Moulding metal to perfection
S. Nandagopal's works are distinct for the choice of aesthetic medium. In an interview coinciding with his recent show in Chennai, the veteran shares his views on art, craft and the sculpture scene today...
The head of Cholamandal Artist's Village and senior artist of Chennai, S.Nandagopal, is now showing his work of the last two years at the Art World gallery.
He is one of the few sculptors who is continuing the tradition of ``frontality'' made famous by the Madras school artists such as Janakiram and Vidyashankar Sthapathi. His works are universally recognisable by the beaten metal aesthetic and the impressive amount of work done on each one of them.
Nandagopal's finely crafted sculptures are also found in several public places. The one installed at Priyadarshini park, Mumbai, is well known. Currently, he is seeing through a proposal to install a sculpture in Chennai near the airport. Before the inauguration of his one-man show, the artist spoke about his views on such key terms in his vocabulary as craft, tradition, "frontality" etc. Excerpts from that interview:
Your formative years at the College of Art were marked by the influence of the master crafts persons, who worked there. What is the relevance of craft in your work?

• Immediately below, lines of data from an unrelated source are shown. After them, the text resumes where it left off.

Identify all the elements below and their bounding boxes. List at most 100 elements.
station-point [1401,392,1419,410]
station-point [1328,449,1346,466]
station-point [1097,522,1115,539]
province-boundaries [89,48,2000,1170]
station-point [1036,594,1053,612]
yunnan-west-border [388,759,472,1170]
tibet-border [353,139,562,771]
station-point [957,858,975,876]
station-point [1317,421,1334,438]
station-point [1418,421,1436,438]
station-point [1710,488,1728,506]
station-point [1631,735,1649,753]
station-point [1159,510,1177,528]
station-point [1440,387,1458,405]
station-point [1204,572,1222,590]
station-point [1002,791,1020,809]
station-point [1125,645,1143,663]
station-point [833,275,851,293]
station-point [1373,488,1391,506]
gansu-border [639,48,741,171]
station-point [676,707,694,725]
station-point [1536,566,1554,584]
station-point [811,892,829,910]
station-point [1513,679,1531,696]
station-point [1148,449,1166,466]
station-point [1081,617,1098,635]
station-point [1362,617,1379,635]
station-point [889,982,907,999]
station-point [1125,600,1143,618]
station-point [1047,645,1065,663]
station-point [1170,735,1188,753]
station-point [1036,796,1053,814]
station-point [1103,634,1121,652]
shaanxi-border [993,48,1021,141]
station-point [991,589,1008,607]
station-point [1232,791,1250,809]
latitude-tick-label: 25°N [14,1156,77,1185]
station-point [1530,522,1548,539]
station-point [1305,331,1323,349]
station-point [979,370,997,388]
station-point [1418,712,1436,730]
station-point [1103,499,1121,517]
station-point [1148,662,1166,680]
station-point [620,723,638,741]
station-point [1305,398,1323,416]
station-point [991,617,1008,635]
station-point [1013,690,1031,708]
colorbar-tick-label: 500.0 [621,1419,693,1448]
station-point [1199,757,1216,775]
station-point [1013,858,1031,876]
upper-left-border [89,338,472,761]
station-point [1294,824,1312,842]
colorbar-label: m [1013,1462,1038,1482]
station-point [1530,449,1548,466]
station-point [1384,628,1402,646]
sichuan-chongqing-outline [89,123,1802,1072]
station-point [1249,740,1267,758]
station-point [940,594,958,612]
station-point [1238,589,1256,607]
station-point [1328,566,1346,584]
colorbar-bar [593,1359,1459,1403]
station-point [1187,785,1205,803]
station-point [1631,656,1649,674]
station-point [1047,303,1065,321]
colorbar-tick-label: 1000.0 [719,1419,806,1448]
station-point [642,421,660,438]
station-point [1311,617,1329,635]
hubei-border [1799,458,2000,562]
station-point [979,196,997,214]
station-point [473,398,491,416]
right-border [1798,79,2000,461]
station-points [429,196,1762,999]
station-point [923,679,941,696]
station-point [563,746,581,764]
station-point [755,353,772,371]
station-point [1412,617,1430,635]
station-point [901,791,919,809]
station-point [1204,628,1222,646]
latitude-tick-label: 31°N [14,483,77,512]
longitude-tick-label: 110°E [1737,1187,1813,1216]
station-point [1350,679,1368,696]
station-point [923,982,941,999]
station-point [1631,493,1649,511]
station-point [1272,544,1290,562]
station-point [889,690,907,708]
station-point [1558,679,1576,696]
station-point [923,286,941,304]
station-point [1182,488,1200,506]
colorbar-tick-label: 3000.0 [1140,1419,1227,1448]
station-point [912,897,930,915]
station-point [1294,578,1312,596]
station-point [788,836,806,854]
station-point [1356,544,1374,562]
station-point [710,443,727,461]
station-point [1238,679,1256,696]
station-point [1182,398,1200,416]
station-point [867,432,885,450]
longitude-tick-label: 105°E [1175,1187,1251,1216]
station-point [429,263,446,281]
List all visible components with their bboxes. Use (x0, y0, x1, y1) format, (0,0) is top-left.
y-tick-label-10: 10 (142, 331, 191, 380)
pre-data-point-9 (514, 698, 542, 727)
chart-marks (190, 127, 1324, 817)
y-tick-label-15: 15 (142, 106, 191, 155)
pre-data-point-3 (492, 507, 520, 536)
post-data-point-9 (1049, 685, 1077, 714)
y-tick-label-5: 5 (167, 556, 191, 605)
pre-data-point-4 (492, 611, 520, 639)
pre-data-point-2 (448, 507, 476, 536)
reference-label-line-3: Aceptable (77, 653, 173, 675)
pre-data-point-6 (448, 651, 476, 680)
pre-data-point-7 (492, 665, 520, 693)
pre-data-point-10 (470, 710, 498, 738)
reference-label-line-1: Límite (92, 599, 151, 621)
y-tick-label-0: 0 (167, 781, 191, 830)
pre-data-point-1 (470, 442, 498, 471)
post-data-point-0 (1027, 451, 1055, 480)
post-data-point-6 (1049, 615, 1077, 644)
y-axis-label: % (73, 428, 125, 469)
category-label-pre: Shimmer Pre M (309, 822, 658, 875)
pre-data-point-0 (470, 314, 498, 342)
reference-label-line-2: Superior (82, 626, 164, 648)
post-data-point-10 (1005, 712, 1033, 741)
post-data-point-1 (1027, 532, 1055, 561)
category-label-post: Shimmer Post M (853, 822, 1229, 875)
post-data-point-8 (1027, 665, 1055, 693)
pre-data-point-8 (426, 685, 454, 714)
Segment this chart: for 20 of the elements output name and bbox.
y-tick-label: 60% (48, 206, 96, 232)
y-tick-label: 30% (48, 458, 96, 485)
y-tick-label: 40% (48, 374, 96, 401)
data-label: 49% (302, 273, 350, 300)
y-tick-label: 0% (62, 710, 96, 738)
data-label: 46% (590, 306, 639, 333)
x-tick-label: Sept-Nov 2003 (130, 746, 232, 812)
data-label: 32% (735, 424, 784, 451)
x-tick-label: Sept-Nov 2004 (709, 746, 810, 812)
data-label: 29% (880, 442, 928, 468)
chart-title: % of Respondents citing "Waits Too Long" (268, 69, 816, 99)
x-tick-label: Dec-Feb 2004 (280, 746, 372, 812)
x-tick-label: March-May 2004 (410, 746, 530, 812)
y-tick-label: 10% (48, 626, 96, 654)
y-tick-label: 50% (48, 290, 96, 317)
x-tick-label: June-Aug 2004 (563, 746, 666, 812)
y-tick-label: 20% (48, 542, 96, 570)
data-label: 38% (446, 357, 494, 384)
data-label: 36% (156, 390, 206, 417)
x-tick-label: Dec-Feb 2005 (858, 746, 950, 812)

In the 15th Century during the Rrenaissance, artists were also master craftsmen. In any great age, craft and art merge and become one and there are no distinctions. During the Pallava period, there is an inscription made during Mahendravarman's reign that says, in certain cases, the craftsmen had a seat an inch higher than the emperor. That is the regard they were held in. It is only in a decadent age that one distinguishes between art and craft. When I say craft, I don't mean ``crafting'' but real craft, the use of the materials... we were lucky to have studied in the College of Art, Madras. It was the only institution that has recognised craft.
Can you describe the``craft''element in your work?
Beating copper and welding are all craft elements and this comes in to my work automatically, I do not fight shy of it at all. There is a different school of sculpture like Minimalism of Donald Judd, where the sculptures are manufactured, but if we take the lineage of sculptors from Archipenko, David Smith, Tim Scott and Purvear, it is a different tradition altogether. For them skill and craft were very important.
How do you distinguish yourself from a craftsman, say, the sthapathis who work at Mahabalipuram or Swamimalai?
A traditional craftsman can replicate a Nataraja or a Vishnu but what is really not there is the spark. In the sense that he is not really innovating anything but is only replicating what happened hundreds of years ago. He is making it finer and finer. The craftsman does not know what is happening in the world. He only knows what his ancestors told him. They are not looking for a new form and they do not know what their contemporaries have done in the west. This is the basic difference. But the danger for the contemporary artist lies in his getting crafty, so he has to have an intellectual foundation. He has to be aware of his contemporaries but then sadly most artists nowadays are not. The painter Krishen Khanna once took me aside and asked what the difference between my work and that of a craftsperson was. I told him, if one can find an order in what they did 1,000 years ago, there is a possibility one can find an order in what I am doing today.
Is there perhaps a certain revivalism and a nostalgia for a great artistic past in your stress on traditional craft?
The biggest mistake made in the Bengal school was that they were looking back and trying to go forward. They were painting such things as Shah Jehan (reference to Abanindranath Tagore's wash technique trilogy on the Mughal emperor) but what I am proposing is not in the least nostalgic. It is just that models that we choose to follow should suit one's own conditions and be grounded in our contemporary reality.
Why is it art in Chennai still clings to such formalist notions like ``frontality'' when artists elsewhere in India made a clean break with that kind of modernism decades ago? Is it because we have nothing to say anymore?
All the major sculptors who came from college had a painting background. It was the case with me also. And that is where pictorialism of the Madras school comes from. If you take sculpture in the north, they are rounded, while here it is based on the line and is ``frontal". It is, however, not ``relief''. Which is why I keep the sculptures a little away from the wall. I try to show that a sculpture need not be seen from behind. South Indian sculpture traditionally has always been mathematical and precise. In north India, you notice that they are very emotional but in the south we are much more reserved and detached. This difference can be seen in our music and even in such things as our wedding ceremony and certainly in our art.